The growth of the global economy and China’s rise has placed a tremendous emphasis upon remote teams. But it’s surprising how little has been written on leading remote teams in recent years, given the expansion of corporations into so many global corners.  A participant on one of our training programs described feeling like a remote server churning out data for his boss. Certainly not the kind of feeling most leaders would want to foster in their team members!

Most information out there deals with the kinds of technology to use when dealing with a remote team. But that’s only part of the challenge. Knowing how to use technology effectively to engage remote team members is also key. Whether your remote team members are overseas or in a national division, you will need to work harder to lead them more effectively and keep them engaged.

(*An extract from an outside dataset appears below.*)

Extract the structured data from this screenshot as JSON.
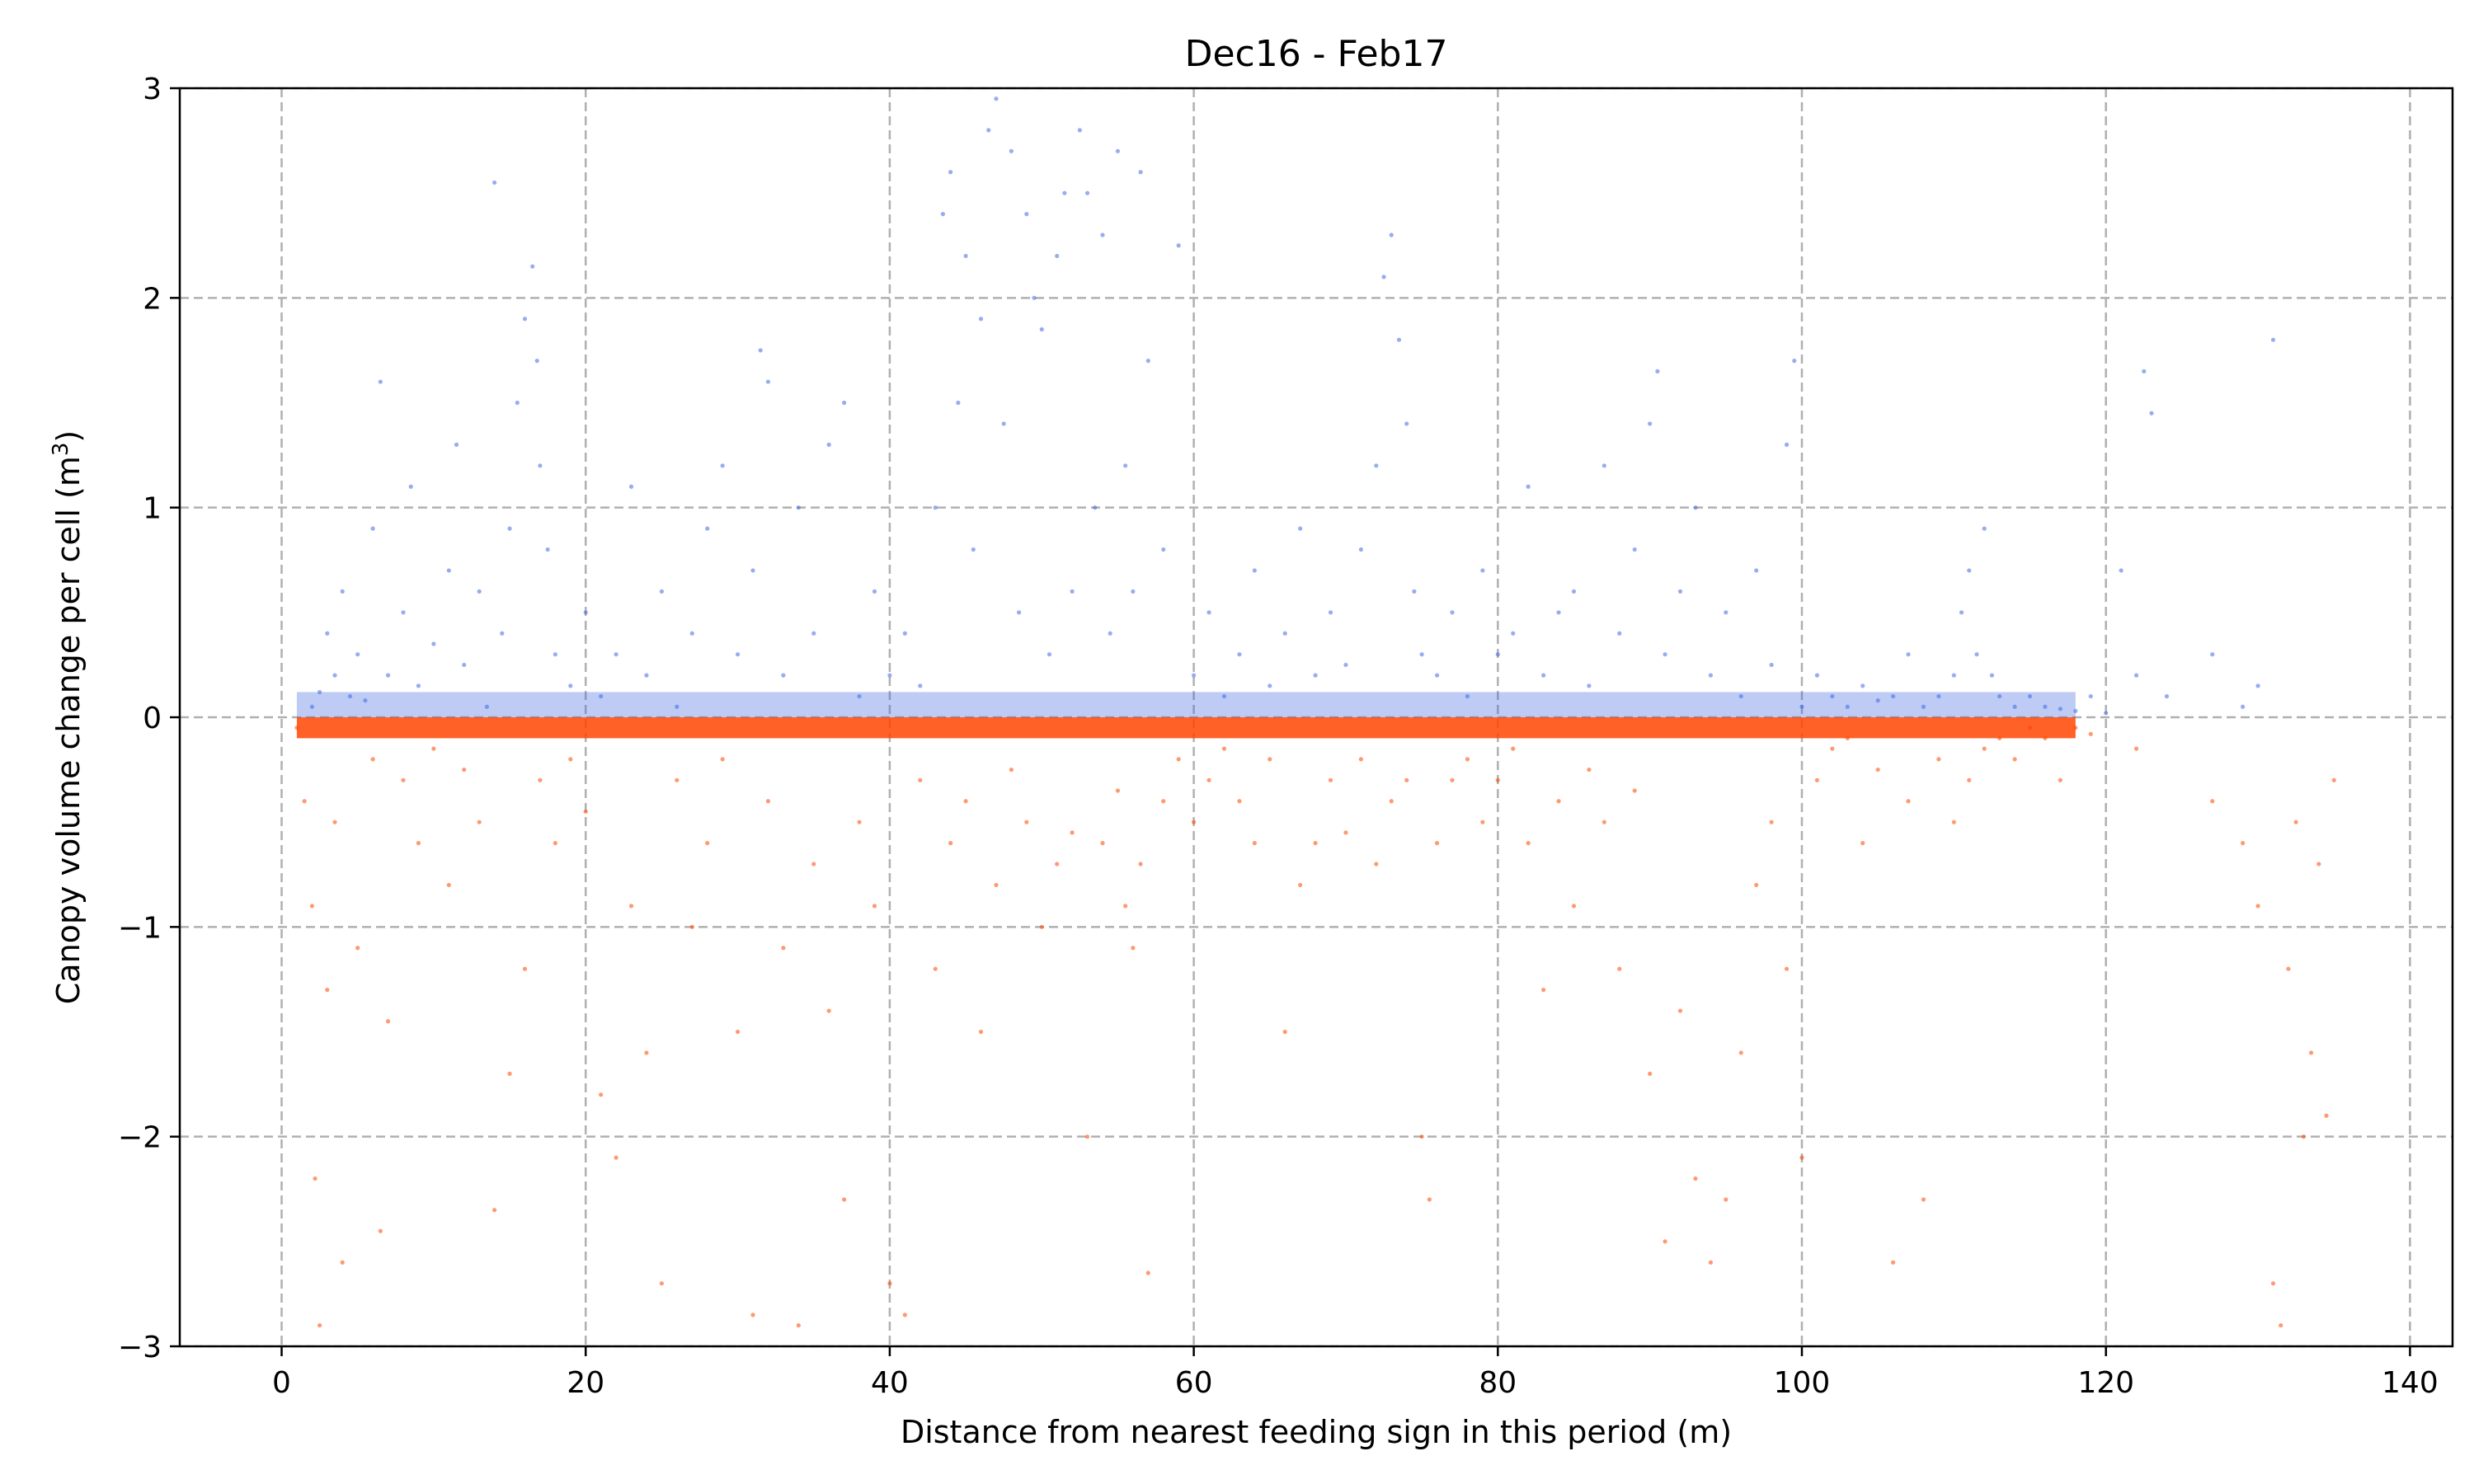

Here are three quick tips:

  1. Email is a great tool for keeping in touch, but it’s not true communication. In a local team there is a balance between formal communication in meetings and more informal communication that takes place in hallways, the lunch room or around the water cooler. How do you create an environment where remote team members exchange views on projects, last night’s game, or other social interactions? IM is an easy information tool, but it is no substitute for picking up the phone once in a while and talking to each team member. Better yet, visit your remote team, even if it’s only once a year.
  2. Include your remote team members in meetings, even if it’s only about minor issues. It helps them feel connected to the team. But be sure to think about the time of these meetings. Are the people in Asia always taking meetings late at night to accommodate your own work schedule?
  3. Trust is pivotal to the success of remote teams, but is often seen as a “soft intangible.” Lack of trust is one of the surest ways to sink a project. It is hard to form a trust bond with someone without looking them in the eyes, but with remote teams, consistency is the key. Take the time to ask about their families, work challenges, etc., and do it every time you email or speak with them. Another important rule: when you make commitments to them, always follow up.